Погрузилось человек 100–120. Мы стоим на левой стороне смертников и ждем, когда будет подана команда стрелять. Я мысленно попрощался со всеми друзьями, подругами, с родными, матерью и отцом, с Таней. Все ждут смерти. Некоторые тихо разговаривают: «Почему они издеваются, почему не стреляют?»

Неожиданно офицер уводит свою команду. Мы вздохнули, стало легче.

Значит Господь их вразумил. Но радость эта была кратковременной. Подогнали совсем близко к проволоке танки, танкетки и огнеметы. Начали бросать огонь, но через головы, т. е. перелет. Позади нашего строя весенняя зеленая трава стала черной. Упавшие капли горючего у некоторых сжигали униформу, но никто не трогался с места. Бросили огонь второй раз. 17-летняя дочь священника отца Георгия Трунова, Женя, громко сказала: «Как вам не стыдно, мерзавцы!» Отец Георгий одернул дочь: «Женя, ты не смеешь так выражаться, это некрасиво». На это Женя ответила: «Ну, папа посмотри на этих идиотов, они хотят казаков напугать огнем, разве они не знают, что казаки не боятся смерти»… Отец Георгий сказал: «Женя, перестань».

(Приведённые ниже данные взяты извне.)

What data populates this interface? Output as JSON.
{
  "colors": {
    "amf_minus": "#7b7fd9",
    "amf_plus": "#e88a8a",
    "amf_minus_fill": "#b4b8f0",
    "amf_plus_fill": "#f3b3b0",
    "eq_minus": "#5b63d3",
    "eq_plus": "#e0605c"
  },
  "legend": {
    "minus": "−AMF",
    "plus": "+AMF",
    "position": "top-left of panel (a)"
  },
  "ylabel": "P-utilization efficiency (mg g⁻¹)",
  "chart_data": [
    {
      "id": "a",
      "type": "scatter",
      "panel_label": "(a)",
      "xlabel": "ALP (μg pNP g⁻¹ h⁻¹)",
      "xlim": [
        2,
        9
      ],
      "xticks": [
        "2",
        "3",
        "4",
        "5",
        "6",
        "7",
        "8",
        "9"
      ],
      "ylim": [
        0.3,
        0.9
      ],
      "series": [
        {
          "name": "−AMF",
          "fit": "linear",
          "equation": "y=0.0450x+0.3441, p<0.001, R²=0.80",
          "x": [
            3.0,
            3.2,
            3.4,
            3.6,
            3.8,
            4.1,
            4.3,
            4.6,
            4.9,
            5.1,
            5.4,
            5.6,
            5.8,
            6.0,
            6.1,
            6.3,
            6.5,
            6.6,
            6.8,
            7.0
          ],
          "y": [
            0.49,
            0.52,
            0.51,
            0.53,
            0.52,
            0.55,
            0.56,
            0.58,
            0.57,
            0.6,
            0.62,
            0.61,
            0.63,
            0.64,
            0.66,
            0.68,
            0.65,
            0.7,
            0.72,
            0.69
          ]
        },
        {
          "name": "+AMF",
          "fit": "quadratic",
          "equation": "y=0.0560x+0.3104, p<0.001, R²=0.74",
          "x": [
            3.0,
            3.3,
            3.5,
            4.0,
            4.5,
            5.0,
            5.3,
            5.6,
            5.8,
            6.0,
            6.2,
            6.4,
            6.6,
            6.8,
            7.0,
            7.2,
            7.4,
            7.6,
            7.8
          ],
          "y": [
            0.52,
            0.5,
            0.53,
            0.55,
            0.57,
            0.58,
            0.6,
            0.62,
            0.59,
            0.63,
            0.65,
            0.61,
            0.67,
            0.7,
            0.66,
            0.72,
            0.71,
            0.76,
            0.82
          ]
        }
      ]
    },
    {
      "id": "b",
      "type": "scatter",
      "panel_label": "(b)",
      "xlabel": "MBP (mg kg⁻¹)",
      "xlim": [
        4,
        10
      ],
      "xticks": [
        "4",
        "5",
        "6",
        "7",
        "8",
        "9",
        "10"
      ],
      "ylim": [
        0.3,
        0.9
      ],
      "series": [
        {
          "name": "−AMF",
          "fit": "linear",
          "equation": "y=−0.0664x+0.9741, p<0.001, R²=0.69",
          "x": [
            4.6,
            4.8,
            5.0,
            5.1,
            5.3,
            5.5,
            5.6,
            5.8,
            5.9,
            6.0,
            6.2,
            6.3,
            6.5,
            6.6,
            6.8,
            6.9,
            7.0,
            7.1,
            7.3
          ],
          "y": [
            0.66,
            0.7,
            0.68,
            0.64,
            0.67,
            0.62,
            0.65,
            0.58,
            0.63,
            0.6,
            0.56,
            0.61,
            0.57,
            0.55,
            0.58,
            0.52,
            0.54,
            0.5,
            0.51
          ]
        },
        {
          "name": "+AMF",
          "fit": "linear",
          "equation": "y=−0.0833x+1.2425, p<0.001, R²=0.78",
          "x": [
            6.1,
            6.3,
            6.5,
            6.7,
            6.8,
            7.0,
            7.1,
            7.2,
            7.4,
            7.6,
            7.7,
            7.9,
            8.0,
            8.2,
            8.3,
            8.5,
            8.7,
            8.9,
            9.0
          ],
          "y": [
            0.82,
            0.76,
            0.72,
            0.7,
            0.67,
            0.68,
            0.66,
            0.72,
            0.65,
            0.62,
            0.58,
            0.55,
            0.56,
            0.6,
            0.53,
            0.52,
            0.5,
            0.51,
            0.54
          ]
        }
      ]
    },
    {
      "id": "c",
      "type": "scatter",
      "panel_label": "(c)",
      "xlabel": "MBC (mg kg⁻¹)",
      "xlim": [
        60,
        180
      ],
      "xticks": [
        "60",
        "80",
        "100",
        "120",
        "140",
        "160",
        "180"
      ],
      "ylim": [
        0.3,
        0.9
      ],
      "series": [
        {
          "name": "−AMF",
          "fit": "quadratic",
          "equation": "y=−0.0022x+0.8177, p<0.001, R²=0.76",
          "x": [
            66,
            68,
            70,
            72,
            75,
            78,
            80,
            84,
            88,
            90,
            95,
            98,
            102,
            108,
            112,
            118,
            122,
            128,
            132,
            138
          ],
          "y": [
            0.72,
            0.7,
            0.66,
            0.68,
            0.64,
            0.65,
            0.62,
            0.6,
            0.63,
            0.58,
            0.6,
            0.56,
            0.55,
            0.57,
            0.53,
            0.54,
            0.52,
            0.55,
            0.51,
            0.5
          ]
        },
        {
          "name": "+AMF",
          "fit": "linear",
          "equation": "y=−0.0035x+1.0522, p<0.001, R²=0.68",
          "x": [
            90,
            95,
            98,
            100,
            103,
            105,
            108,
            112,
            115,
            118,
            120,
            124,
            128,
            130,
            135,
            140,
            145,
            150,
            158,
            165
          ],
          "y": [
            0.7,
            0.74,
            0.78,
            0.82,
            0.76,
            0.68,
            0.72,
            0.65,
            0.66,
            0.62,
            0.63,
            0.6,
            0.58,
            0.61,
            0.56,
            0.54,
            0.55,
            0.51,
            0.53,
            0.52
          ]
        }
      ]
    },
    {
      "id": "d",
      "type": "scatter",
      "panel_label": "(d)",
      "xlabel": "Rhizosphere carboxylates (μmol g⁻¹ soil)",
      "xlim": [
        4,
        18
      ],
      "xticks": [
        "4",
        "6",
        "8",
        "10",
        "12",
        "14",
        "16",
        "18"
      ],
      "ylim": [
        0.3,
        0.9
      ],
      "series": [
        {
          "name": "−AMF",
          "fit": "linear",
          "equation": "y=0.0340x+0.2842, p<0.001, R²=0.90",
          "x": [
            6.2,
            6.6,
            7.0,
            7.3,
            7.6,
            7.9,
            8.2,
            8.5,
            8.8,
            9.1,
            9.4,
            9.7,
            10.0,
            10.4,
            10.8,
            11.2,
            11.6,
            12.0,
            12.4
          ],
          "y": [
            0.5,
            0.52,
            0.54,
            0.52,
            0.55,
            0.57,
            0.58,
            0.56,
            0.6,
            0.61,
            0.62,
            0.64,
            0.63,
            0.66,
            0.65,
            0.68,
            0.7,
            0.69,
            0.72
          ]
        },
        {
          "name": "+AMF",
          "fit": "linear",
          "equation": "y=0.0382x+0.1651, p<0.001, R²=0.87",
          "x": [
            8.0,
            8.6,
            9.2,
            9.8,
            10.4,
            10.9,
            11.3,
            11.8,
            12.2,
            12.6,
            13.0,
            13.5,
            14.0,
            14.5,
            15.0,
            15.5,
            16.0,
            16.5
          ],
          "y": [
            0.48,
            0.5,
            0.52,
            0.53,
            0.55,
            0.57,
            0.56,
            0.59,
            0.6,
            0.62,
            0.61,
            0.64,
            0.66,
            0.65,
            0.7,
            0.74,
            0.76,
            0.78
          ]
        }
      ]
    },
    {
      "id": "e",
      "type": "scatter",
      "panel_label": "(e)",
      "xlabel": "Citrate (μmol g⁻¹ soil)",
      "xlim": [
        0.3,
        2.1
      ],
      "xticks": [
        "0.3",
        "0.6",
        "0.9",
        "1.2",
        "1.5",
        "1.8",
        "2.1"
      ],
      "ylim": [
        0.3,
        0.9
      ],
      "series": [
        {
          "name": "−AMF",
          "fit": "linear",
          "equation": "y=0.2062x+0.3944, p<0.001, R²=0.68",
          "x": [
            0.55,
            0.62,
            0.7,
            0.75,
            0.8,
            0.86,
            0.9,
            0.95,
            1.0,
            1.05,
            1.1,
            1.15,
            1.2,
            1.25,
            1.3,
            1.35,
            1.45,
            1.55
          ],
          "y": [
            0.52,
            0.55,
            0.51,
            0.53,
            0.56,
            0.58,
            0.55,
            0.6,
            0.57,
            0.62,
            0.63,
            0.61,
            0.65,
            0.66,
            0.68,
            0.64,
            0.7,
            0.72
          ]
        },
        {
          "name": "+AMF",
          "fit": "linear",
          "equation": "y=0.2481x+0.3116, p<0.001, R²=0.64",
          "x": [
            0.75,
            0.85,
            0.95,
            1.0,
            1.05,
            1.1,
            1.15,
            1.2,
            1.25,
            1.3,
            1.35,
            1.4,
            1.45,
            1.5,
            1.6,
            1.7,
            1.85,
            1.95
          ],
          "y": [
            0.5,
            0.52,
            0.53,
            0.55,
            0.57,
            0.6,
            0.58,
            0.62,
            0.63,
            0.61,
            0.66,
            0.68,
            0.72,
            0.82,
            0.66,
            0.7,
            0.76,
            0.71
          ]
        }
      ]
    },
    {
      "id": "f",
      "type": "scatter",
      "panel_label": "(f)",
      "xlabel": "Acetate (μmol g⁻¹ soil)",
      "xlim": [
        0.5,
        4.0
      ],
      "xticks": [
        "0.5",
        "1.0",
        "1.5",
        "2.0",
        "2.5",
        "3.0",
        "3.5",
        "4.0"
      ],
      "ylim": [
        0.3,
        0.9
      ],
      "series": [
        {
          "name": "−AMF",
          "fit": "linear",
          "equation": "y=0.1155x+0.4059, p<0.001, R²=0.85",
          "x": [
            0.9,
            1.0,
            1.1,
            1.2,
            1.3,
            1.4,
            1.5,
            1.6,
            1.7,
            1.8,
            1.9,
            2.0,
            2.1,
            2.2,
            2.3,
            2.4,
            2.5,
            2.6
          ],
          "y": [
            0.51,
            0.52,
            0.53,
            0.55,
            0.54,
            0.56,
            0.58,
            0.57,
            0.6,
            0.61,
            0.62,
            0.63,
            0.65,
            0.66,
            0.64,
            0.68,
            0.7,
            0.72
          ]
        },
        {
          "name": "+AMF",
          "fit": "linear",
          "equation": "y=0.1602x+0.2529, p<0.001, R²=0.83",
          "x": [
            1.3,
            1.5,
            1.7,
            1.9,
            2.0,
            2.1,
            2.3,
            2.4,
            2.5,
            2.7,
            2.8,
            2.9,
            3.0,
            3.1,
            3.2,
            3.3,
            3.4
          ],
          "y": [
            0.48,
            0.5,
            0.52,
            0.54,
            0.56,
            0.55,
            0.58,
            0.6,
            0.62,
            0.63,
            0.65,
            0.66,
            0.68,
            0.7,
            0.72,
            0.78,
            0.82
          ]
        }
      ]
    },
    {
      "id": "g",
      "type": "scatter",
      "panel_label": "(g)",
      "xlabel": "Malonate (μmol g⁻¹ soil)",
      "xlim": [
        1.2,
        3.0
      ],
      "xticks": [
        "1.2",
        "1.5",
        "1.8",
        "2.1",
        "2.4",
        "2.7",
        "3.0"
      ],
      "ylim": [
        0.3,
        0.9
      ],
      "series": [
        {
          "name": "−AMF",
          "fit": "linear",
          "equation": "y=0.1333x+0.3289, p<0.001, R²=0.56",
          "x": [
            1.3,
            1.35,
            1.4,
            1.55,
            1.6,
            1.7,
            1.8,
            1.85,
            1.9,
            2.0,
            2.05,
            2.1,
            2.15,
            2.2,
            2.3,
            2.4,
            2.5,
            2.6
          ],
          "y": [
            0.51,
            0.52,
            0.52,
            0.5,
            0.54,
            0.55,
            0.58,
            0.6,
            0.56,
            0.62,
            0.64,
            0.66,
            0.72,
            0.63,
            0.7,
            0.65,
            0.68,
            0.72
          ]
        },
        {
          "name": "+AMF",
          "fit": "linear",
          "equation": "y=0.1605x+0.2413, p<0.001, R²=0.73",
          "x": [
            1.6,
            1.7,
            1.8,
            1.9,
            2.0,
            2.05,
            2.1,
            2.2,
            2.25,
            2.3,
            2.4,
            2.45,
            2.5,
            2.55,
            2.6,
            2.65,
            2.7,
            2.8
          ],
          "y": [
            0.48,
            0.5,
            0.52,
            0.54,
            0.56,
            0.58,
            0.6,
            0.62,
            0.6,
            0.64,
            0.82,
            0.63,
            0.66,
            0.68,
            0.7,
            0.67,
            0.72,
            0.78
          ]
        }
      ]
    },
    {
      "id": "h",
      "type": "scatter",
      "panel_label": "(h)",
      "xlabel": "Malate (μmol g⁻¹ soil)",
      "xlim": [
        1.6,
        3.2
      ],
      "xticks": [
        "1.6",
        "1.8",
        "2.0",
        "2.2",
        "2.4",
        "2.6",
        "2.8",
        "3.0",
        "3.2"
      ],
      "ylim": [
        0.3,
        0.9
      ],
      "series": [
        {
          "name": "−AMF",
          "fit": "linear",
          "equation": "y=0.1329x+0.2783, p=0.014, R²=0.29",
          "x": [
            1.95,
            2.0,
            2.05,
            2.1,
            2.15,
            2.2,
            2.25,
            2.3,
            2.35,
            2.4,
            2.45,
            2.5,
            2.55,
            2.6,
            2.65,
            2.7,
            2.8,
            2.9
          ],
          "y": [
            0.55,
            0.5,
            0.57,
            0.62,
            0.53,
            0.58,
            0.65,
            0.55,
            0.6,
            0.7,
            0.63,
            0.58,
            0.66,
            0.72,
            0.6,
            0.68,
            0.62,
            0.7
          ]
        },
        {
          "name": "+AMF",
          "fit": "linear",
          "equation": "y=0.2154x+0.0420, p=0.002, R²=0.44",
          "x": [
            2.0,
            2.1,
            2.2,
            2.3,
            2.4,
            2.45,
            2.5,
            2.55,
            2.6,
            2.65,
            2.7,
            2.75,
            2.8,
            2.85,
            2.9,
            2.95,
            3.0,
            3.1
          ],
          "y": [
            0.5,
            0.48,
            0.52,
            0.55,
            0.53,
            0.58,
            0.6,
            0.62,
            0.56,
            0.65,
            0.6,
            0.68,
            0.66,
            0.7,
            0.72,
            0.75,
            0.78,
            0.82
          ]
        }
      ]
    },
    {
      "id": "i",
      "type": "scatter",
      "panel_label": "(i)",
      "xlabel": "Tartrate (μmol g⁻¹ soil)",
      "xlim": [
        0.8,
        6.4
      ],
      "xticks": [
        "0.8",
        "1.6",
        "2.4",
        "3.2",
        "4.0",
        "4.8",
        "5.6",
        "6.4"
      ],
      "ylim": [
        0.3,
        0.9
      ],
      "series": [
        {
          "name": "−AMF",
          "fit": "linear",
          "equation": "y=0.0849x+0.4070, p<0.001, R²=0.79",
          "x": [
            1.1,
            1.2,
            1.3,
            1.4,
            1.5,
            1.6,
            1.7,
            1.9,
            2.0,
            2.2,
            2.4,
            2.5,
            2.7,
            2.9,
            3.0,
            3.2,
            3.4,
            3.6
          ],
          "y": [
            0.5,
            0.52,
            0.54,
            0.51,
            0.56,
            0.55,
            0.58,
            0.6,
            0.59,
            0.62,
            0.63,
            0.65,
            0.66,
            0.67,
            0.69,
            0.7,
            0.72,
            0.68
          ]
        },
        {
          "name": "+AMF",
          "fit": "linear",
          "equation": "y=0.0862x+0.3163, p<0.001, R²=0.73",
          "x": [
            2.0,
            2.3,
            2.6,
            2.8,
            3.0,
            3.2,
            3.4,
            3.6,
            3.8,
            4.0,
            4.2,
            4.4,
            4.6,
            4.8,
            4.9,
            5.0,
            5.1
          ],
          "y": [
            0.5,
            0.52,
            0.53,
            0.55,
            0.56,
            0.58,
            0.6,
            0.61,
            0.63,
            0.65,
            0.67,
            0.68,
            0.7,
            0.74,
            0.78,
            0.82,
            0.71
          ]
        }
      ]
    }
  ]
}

Эта молодая казачка нас очень подбодрила своими словами. Некоторые ей крикнули: «Молодец Женя!» Ко мне подскочил мой друг Володя, обнял меня и три раза поцеловал: «Ну, прощай Ванюша, я сажусь, а по дороге буду убегать». «Храни тебя Бог» — я только успел сказать, как Володя исчез. Я заметил как офицеры грузятся у ворот, там же и священник отец Александр Козлов. Я, злой, побежал к грузовику, отец Александр уже бросил большой чемодан в грузовик и хотел бросать второй поменьше. Я схватил большой чемодан с грузовика и потащил его в лагерь, говоря отцу Александру: «Как Вам не стыдно, батюшка, а еще называете себя священником…» «А что такое, почему нет?» и т. д. он мне отвечал. Ко мне подошел отец Адам и начал меня ругать, зачем я удержал отца Александра. «Пусть едет. Таким как он, туда и дорога».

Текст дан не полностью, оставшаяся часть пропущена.